How climate drives the functional characteristics of vegetation across the globe has been a key question in ecological research for more than a century. A University of Wyoming researcher contributed to a new study that helped clarify an answer, one that found climate globally may play less of a role than local factors.

“We found that plant communities around the globe can be characterized along surprisingly few attributes: They mostly vary in height and resource acquisitiveness,” says Daniel Laughlin, a UW associate professor in the Department of Botany. “However, these differences could not easily be predicted by climatic conditions, suggesting that local-scale drivers like disturbance and competition play important roles.”

These local factors include microclimate; fine-scale soil properties; disturbance regime, which is the frequency and severity of disturbances, such as fires or floods; and successional dynamics, which is the change in plant composition at a site over time since a major disturbance event.

Laughlin was co-author of the new study that is highlighted in a paper, titled “Global Trait-Environment Relationships of Plant Communities,” published today (Nov. 19) in Nature Ecology and Evolution, a monthly peer-reviewed scientific journal that covers all aspects of research on ecology.

Helge Bruelheide, a professor in the Institute of Biology at Martin Luther University Halle-Wittenberg, was the paper’s lead author.
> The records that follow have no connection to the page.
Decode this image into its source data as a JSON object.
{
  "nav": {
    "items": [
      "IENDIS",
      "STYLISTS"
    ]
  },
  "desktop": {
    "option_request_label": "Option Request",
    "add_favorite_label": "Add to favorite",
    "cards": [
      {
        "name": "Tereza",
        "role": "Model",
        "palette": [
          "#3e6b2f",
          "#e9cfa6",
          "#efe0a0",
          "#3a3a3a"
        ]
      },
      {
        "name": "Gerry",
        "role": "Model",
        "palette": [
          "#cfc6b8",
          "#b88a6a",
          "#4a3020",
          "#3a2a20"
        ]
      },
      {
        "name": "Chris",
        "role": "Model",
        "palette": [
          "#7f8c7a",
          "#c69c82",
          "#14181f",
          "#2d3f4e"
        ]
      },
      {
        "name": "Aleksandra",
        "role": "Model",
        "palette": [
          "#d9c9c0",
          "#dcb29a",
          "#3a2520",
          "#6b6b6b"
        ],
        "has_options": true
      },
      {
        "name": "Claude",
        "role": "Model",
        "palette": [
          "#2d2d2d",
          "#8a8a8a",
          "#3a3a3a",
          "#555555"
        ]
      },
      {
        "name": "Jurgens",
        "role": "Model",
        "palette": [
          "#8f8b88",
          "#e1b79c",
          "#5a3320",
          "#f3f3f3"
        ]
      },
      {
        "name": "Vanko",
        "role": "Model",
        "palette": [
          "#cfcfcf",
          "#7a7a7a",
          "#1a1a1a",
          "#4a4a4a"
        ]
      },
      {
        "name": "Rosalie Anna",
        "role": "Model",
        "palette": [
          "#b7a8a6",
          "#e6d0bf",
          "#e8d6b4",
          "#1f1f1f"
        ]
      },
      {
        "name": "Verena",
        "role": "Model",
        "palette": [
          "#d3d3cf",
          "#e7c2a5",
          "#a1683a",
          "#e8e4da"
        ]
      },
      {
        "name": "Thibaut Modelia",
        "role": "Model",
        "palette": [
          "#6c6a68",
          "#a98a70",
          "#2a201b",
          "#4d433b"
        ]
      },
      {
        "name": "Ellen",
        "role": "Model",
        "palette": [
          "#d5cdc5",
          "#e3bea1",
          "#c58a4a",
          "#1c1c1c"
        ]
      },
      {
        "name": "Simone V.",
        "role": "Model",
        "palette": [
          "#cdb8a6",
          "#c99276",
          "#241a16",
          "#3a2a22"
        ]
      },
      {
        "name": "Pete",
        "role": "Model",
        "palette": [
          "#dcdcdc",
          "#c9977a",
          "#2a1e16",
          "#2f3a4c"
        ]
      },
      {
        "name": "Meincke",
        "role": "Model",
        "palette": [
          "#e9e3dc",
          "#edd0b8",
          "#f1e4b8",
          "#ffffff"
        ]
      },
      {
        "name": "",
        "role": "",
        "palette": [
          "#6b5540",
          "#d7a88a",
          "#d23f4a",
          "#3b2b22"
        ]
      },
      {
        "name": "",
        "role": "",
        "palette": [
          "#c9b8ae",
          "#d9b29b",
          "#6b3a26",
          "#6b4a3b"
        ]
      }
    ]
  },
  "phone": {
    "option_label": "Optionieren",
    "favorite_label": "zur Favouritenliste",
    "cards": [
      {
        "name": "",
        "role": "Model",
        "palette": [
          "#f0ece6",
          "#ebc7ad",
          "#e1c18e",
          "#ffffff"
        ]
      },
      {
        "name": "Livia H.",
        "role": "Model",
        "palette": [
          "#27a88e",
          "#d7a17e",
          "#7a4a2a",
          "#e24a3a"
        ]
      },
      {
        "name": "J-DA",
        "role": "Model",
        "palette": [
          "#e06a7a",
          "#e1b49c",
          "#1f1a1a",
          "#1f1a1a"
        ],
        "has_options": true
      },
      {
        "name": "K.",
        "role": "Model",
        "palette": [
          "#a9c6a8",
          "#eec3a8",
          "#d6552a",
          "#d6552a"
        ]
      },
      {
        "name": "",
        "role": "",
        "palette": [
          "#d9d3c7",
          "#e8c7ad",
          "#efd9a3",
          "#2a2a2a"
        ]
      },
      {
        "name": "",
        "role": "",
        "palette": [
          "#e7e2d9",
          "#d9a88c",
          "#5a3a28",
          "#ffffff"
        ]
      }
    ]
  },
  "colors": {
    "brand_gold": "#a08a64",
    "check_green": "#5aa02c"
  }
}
Laughlin contributed trait data and expertise on analyzing trait-environment relationships, and he edited drafts of the paper.

Trait composition of plant communities across the globe is captured by two main dimensions and is shaped predominantly by environmental filtering, but is only weakly related to global climate and soil gradients. Plant functional traits -- which include leaf size, plant height and tissue density -- directly affect ecosystem functions and are fundamental for managing and predicting biodiversity and ecosystem change.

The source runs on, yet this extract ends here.